L’histoire du noble Meney, chevalier de la langue

Il était une fois un groupe de linguistes ineptes qui s’étaient acoquinés à un gouvernement indépendantiste félon pour promouvoir un horrible et rétrograde projet politique aux dépens des plus hauts intérêts de la science. Les coquins n’hésitèrent pas un moment : ils détroussèrent le bon peuple et empochèrent ses avoirs. En possession de sommes colossales, ces barbares endogénistes purent mener à bien leurs terribles desseins : ils firent main basse sur la langue et réalisèrent un dictionnaire[3] valorisant une variété de langue truffée d’anglicismes et d’impropriétés. Ils « se livr[èrent] à un travail de sape contre l’unité linguistique francophone » (p. 347), au moment même où l’ennemi anglais était à ses portes. C’était un coup bas des ineptes linguistes. Pire encore si l’on songe que le pauvre peuple québécois souffre d’un mal étrange, la diglossie, un genre de schizophrénie qui lui fait préférer le franbécois, une variété basse de la langue, au français standard, langue de la noblesse, vers lequel il tend sans le savoir.
Le noble Meney, chevalier de la langue, est incapable de supporter ces massacres et ces souffrances : il coiffe le panache blanc de ce Gascon d’Henri IV, enfourche le cheval – tout aussi blanc – de ce Corse de Napoléon et part à l’assaut pour défendre le français, le seul, le pur, le vrai, le beau, celui de la douce France, et pour éradiquer du Québec le français québécois qui répand la terreur. Sus à l’ennemi ! Pas de quartier pour la racaille ! Son armure de chevalier blanc lui mérite tous les honneurs. Des chroniqueurs l’acclament, voient en lui le sauveur de la langue. Certains d’entre eux bâclent leur article, pressés qu’ils sont de se procurer le livre du grand auteur. (L’avez-vous fini, Monsieur Rioux ? Madame Gagnon ?)
Linguistique et colonialisme
Meney publiait en 1999 le Dictionnaire québécois-français[4], où il recense des mots typiquement québécois qu’il traduit en français hexagonal. Cet ouvrage a donc les caractéristiques d’un dictionnaire bilingue québécois-français. Quelques incongruités surprennent dans ce dictionnaire : d’abord, la rubrique Rions un peu, glissée parfois entre deux définitions, avec, entre autres, les éternelles perles tirées de lettres envoyées au bureau des allocations familiales ou des blagues de Claude Blanchard ; ensuite, certains articles, celui sur la concordance des temps par exemple, qui est un simple relevé d’erreurs trouvées dans des journaux québécois. On voit, déjà dans cet ouvrage, l’estime que Meney accorde au français qui est utilisé au Québec.
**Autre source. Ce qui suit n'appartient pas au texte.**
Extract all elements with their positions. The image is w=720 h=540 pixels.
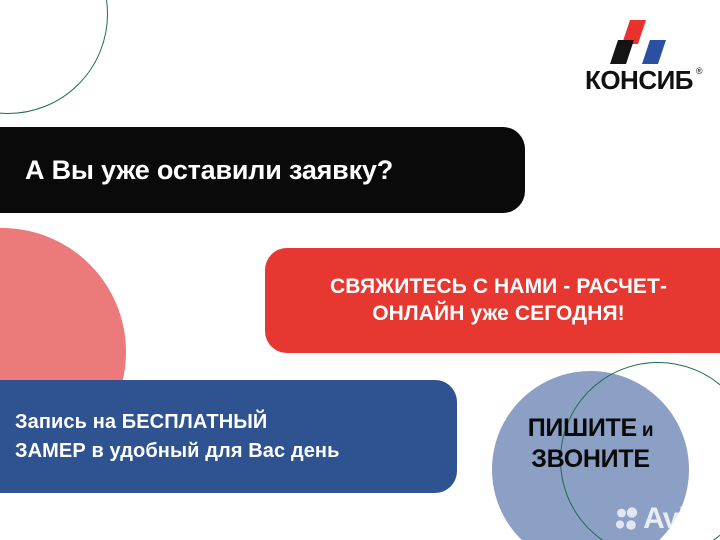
callout-call-label: ЗВОНИТЕ: [531, 444, 649, 475]
callout-line1: ПИШИТЕ и: [528, 413, 654, 444]
contact-bubble-line2-part3: СЕГОДНЯ!: [509, 302, 625, 325]
callout-write-label: ПИШИТЕ: [528, 414, 637, 442]
registered-trademark-icon: ®: [696, 67, 702, 76]
question-bubble: А Вы уже оставили заявку?: [0, 127, 525, 213]
contact-bubble-text: СВЯЖИТЕСЬ С НАМИ - РАСЧЕТ- ОНЛАЙН уже СЕ…: [330, 274, 667, 328]
promo-banner: А Вы уже оставили заявку? СВЯЖИТЕСЬ С НА…: [0, 0, 720, 540]
measure-bubble-line2: ЗАМЕР в удобный для Вас день: [15, 440, 340, 462]
measure-bubble-text: Запись на БЕСПЛАТНЫЙ ЗАМЕР в удобный для…: [15, 408, 340, 466]
free-measurement-bubble: Запись на БЕСПЛАТНЫЙ ЗАМЕР в удобный для…: [0, 380, 457, 493]
contact-bubble-line1: СВЯЖИТЕСЬ С НАМИ - РАСЧЕТ-: [330, 275, 667, 298]
konsib-logo-mark-icon: [570, 18, 702, 66]
konsib-logo: КОНСИБ ®: [570, 18, 702, 96]
measure-bubble-line1: Запись на БЕСПЛАТНЫЙ: [15, 411, 267, 433]
callout-conjunction: и: [637, 420, 653, 441]
write-and-call-callout: ПИШИТЕ и ЗВОНИТЕ: [492, 371, 689, 540]
konsib-wordmark: КОНСИБ ®: [570, 67, 702, 93]
konsib-wordmark-text: КОНСИБ: [585, 65, 693, 95]
question-bubble-text: А Вы уже оставили заявку?: [25, 155, 393, 186]
contact-bubble-line2-part1: ОНЛАЙН: [372, 302, 470, 325]
contact-bubble-line2-part2: уже: [470, 302, 509, 325]
decorative-green-circle-top-left: [0, 0, 108, 114]
contact-bubble: СВЯЖИТЕСЬ С НАМИ - РАСЧЕТ- ОНЛАЙН уже СЕ…: [265, 248, 720, 353]
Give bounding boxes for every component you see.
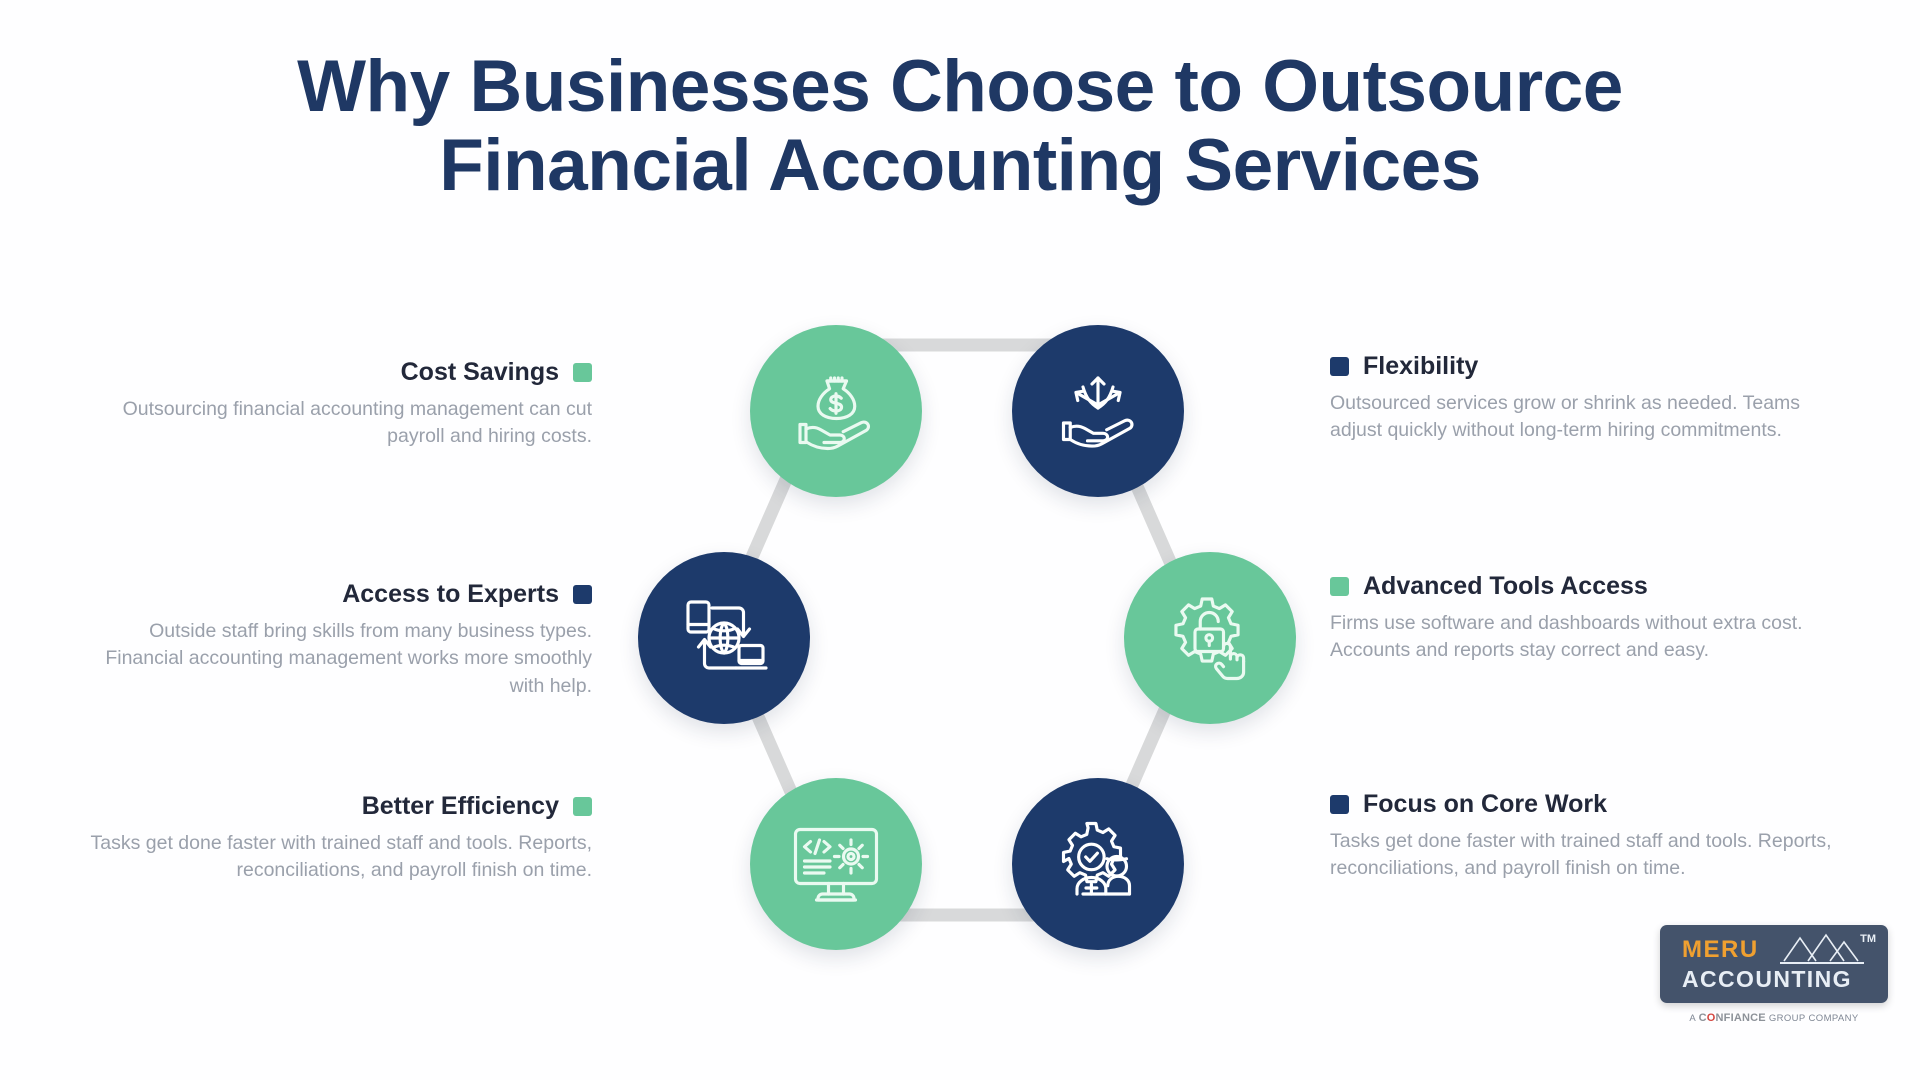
- node-flexibility[interactable]: [1012, 325, 1184, 497]
- feature-marker-swatch: [1330, 357, 1349, 376]
- logo-tagline-prefix: A: [1689, 1013, 1698, 1024]
- logo-brand-secondary: ACCOUNTING: [1682, 966, 1852, 993]
- page-title-line-2: Financial Accounting Services: [0, 127, 1920, 206]
- feature-block-better-efficiency: Better Efficiency Tasks get done faster …: [80, 792, 592, 885]
- logo-tagline-brand-part-2: NFIANCE: [1716, 1012, 1766, 1024]
- logo-tagline: A CONFIANCE GROUP COMPANY: [1660, 1012, 1888, 1024]
- feature-marker-swatch: [1330, 795, 1349, 814]
- logo-tagline-brand-part-1: C: [1699, 1012, 1707, 1024]
- feature-heading: Access to Experts: [80, 580, 592, 609]
- feature-title: Advanced Tools Access: [1363, 572, 1648, 601]
- feature-heading: Flexibility: [1330, 352, 1840, 381]
- gear-team-check-icon: [1050, 816, 1146, 912]
- hand-holding-arrows-icon: [1050, 363, 1146, 459]
- node-focus-on-core-work[interactable]: [1012, 778, 1184, 950]
- feature-marker-swatch: [573, 797, 592, 816]
- feature-block-flexibility: Flexibility Outsourced services grow or …: [1330, 352, 1840, 445]
- logo-trademark: TM: [1860, 933, 1876, 945]
- page-title: Why Businesses Choose to Outsource Finan…: [0, 48, 1920, 206]
- page-title-line-1: Why Businesses Choose to Outsource: [0, 48, 1920, 127]
- feature-description: Firms use software and dashboards withou…: [1330, 610, 1840, 665]
- gear-lock-click-icon: [1162, 590, 1258, 686]
- feature-heading: Focus on Core Work: [1330, 790, 1840, 819]
- feature-title: Better Efficiency: [362, 792, 559, 821]
- brand-logo[interactable]: MERU ACCOUNTING TM A CONFIANCE GROUP COM…: [1660, 925, 1888, 1024]
- infographic-canvas: Why Businesses Choose to Outsource Finan…: [0, 0, 1920, 1080]
- feature-heading: Better Efficiency: [80, 792, 592, 821]
- logo-card: MERU ACCOUNTING TM: [1660, 925, 1888, 1003]
- feature-title: Access to Experts: [342, 580, 559, 609]
- node-cost-savings[interactable]: [750, 325, 922, 497]
- feature-description: Outside staff bring skills from many bus…: [80, 618, 592, 701]
- feature-title: Focus on Core Work: [1363, 790, 1607, 819]
- feature-block-focus-on-core-work: Focus on Core Work Tasks get done faster…: [1330, 790, 1840, 883]
- monitor-code-gear-icon: [788, 816, 884, 912]
- feature-marker-swatch: [573, 585, 592, 604]
- logo-tagline-brand: CONFIANCE: [1699, 1012, 1766, 1024]
- feature-block-access-to-experts: Access to Experts Outside staff bring sk…: [80, 580, 592, 701]
- node-better-efficiency[interactable]: [750, 778, 922, 950]
- global-device-exchange-icon: [676, 590, 772, 686]
- feature-description: Outsourcing financial accounting managem…: [80, 396, 592, 451]
- feature-heading: Advanced Tools Access: [1330, 572, 1840, 601]
- node-access-to-experts[interactable]: [638, 552, 810, 724]
- feature-block-advanced-tools-access: Advanced Tools Access Firms use software…: [1330, 572, 1840, 665]
- feature-title: Cost Savings: [401, 358, 559, 387]
- logo-tagline-suffix: GROUP COMPANY: [1766, 1013, 1859, 1024]
- node-advanced-tools-access[interactable]: [1124, 552, 1296, 724]
- feature-title: Flexibility: [1363, 352, 1478, 381]
- feature-heading: Cost Savings: [80, 358, 592, 387]
- feature-marker-swatch: [1330, 577, 1349, 596]
- logo-brand-primary: MERU: [1682, 936, 1759, 964]
- logo-tagline-brand-o: O: [1707, 1012, 1716, 1024]
- feature-description: Outsourced services grow or shrink as ne…: [1330, 390, 1840, 445]
- hand-holding-money-bag-icon: [788, 363, 884, 459]
- mountain-peaks-icon: [1778, 933, 1870, 967]
- feature-description: Tasks get done faster with trained staff…: [80, 830, 592, 885]
- feature-marker-swatch: [573, 363, 592, 382]
- feature-description: Tasks get done faster with trained staff…: [1330, 828, 1840, 883]
- feature-block-cost-savings: Cost Savings Outsourcing financial accou…: [80, 358, 592, 451]
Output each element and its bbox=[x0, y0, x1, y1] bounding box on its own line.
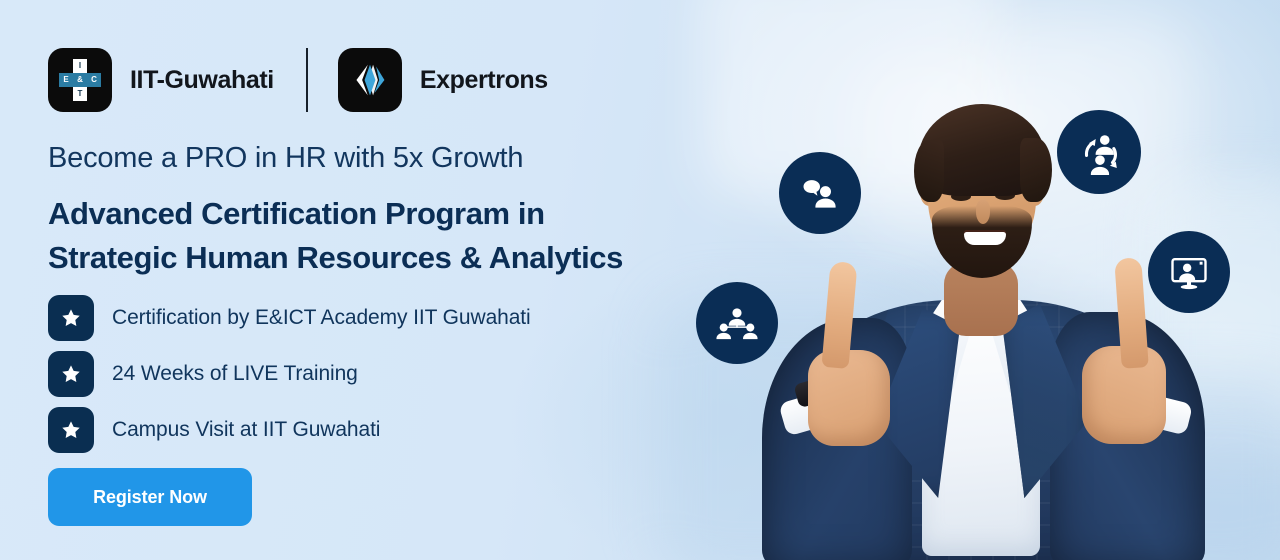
team-network-icon bbox=[696, 282, 778, 364]
hair-side-left bbox=[914, 140, 944, 202]
monitor-person-icon bbox=[1148, 231, 1230, 313]
feature-label: Certification by E&ICT Academy IIT Guwah… bbox=[112, 306, 531, 330]
hair-side-right bbox=[1020, 138, 1052, 202]
expertrons-label: Expertrons bbox=[420, 66, 548, 95]
partner-logo-row: I E & C T IIT-Guwahati Expertrons bbox=[48, 48, 548, 112]
eict-tile-top: I bbox=[73, 59, 87, 73]
iit-guwahati-label: IIT-Guwahati bbox=[130, 66, 274, 95]
headline-line-2: Strategic Human Resources & Analytics bbox=[48, 236, 623, 280]
feature-label: Campus Visit at IIT Guwahati bbox=[112, 418, 380, 442]
eict-tile-bottom: T bbox=[73, 87, 87, 101]
list-item: Certification by E&ICT Academy IIT Guwah… bbox=[48, 290, 531, 346]
headline-line-1: Advanced Certification Program in bbox=[48, 192, 623, 236]
chat-person-icon bbox=[779, 152, 861, 234]
star-icon bbox=[48, 295, 94, 341]
iit-guwahati-eict-cross-logo: I E & C T bbox=[48, 48, 112, 112]
logo-divider bbox=[306, 48, 308, 112]
smile bbox=[964, 232, 1006, 245]
eict-tile-left: E bbox=[59, 73, 73, 87]
expertrons-diamond-logo bbox=[338, 48, 402, 112]
page-title: Advanced Certification Program in Strate… bbox=[48, 192, 623, 280]
eict-cross-mark: I E & C T bbox=[58, 58, 102, 102]
people-cycle-icon bbox=[1057, 110, 1141, 194]
hand-left bbox=[808, 350, 890, 446]
nose bbox=[976, 200, 990, 224]
list-item: Campus Visit at IIT Guwahati bbox=[48, 402, 531, 458]
feature-label: 24 Weeks of LIVE Training bbox=[112, 362, 358, 386]
star-icon bbox=[48, 407, 94, 453]
star-icon bbox=[48, 351, 94, 397]
register-now-button[interactable]: Register Now bbox=[48, 468, 252, 526]
eict-tile-center: & bbox=[73, 73, 87, 87]
list-item: 24 Weeks of LIVE Training bbox=[48, 346, 531, 402]
promotional-banner: I E & C T IIT-Guwahati Expertrons Become… bbox=[0, 0, 1280, 560]
feature-list: Certification by E&ICT Academy IIT Guwah… bbox=[48, 290, 531, 458]
kicker-text: Become a PRO in HR with 5x Growth bbox=[48, 142, 523, 175]
eict-tile-right: C bbox=[87, 73, 101, 87]
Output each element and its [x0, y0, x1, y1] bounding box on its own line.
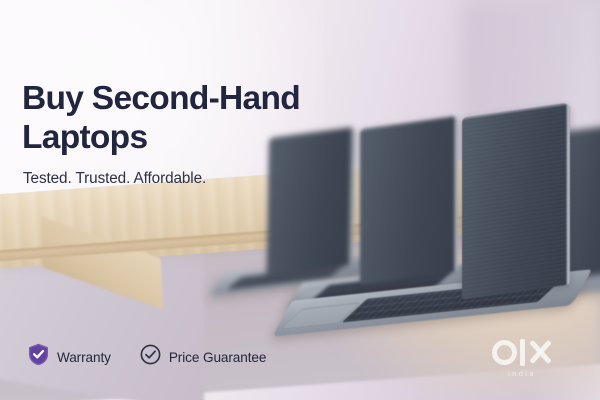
circle-check-icon	[140, 344, 161, 370]
laptop-screen	[360, 115, 458, 285]
olx-letter-l-icon	[520, 339, 525, 366]
olx-wordmark	[466, 336, 578, 368]
page-title: Buy Second-Hand Laptops	[22, 79, 352, 157]
shield-check-icon	[28, 343, 49, 371]
badge-warranty-label: Warranty	[57, 350, 111, 365]
olx-sub-label: india	[466, 369, 578, 378]
badge-price-guarantee-label: Price Guarantee	[169, 350, 267, 365]
badge-price-guarantee: Price Guarantee	[140, 344, 267, 370]
promo-banner: Buy Second-Hand Laptops Tested. Trusted.…	[0, 0, 600, 400]
badge-warranty: Warranty	[28, 343, 111, 371]
olx-letter-x-icon	[528, 340, 553, 365]
olx-logo-watermark: india	[466, 336, 578, 378]
olx-letter-o-icon	[492, 340, 517, 365]
subtitle: Tested. Trusted. Affordable.	[23, 170, 206, 188]
laptop-screen	[462, 102, 570, 299]
screen-bezel-right	[566, 102, 570, 285]
trust-badges: Warranty Price Guarantee	[28, 343, 266, 371]
screen-bezel-right	[454, 115, 458, 272]
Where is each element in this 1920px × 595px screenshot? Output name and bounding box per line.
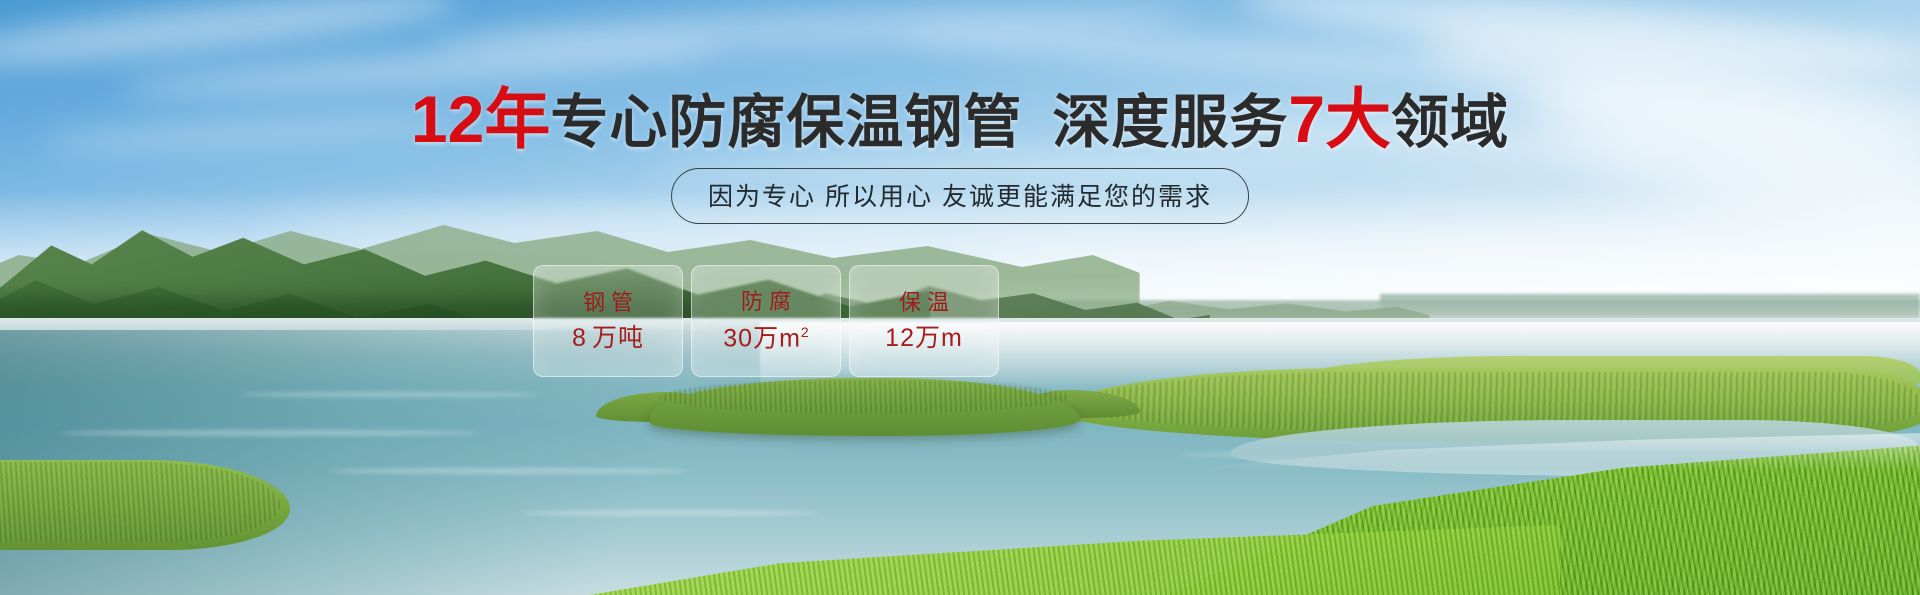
stat-value-superscript: 2: [801, 324, 809, 340]
headline-service-text: 深度服务: [1052, 90, 1288, 155]
stat-value-number: 30: [723, 324, 753, 352]
stat-card-steel-pipe[interactable]: 钢管 8万吨: [533, 265, 683, 377]
stat-card-value: 30万m2: [723, 325, 808, 351]
water-ripple: [330, 468, 690, 474]
shore-spit-texture: [0, 462, 280, 542]
headline-main-text: 专心防腐保温钢管: [550, 90, 1022, 155]
headline-fields-highlight: 7大: [1288, 82, 1391, 156]
stat-value-unit: 万吨: [592, 324, 644, 352]
distant-shoreline: [1380, 294, 1920, 310]
water-ripple: [60, 430, 480, 436]
stat-value-unit: 万m: [753, 324, 801, 352]
stat-value-unit: 万m: [915, 324, 963, 352]
stat-card-anticorrosion[interactable]: 防腐 30万m2: [691, 265, 841, 377]
banner-headline: 12年专心防腐保温钢管深度服务7大领域: [0, 86, 1920, 152]
water-ripple: [520, 510, 820, 516]
headline-years-highlight: 12年: [411, 82, 550, 156]
stat-card-label: 防腐: [735, 291, 797, 313]
stat-value-number: 8: [572, 324, 587, 352]
promo-banner: 12年专心防腐保温钢管深度服务7大领域 因为专心 所以用心 友诚更能满足您的需求…: [0, 0, 1920, 595]
stat-card-value: 8万吨: [572, 326, 644, 351]
stat-card-value: 12万m: [885, 326, 963, 351]
stat-card-label: 保温: [893, 292, 955, 314]
stat-card-label: 钢管: [577, 292, 639, 314]
stat-card-group: 钢管 8万吨 防腐 30万m2 保温 12万m: [533, 265, 999, 377]
water-ripple: [240, 392, 540, 397]
banner-subtitle-pill: 因为专心 所以用心 友诚更能满足您的需求: [671, 168, 1249, 224]
stat-value-number: 12: [885, 324, 915, 352]
stat-card-insulation[interactable]: 保温 12万m: [849, 265, 999, 377]
headline-fields-text: 领域: [1391, 90, 1509, 155]
grass-island-texture: [660, 380, 1070, 414]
Dans Main basse sur la langue, Meney admet que la langue américaine existe (p. 456), mais pas le français québécois, puisque le Québec n’est ni assez peuplé, ni assez riche, ni assez puissant pour se payer le luxe d’une langue. Pour lui, il n’y a donc pas en Amérique du Nord une variété de français qui, tout en utilisant la même grammaire et la même syntaxe que le français de référence, possède des mots qui lui sont propres et sont, au Québec, considérés comme du bon français, du français standard québécois. On peut penser, entre autres, aux mots soulier, fin de semaine, poitrine de poulet, cégep, traversier ou magasinage. Donner place à ces mots (et à bien d’autres) dans un dictionnaire de langue reviendrait, selon Meney, à « officialiser une norme de niveau inférieur » (p. 59), à donner au joual ses lettres de noblesse. Le français utilisé au Québec, le franbécois, comme il l’appelle, ne conviendrait qu’au registre familier et ne devrait donc pas être pris au sérieux.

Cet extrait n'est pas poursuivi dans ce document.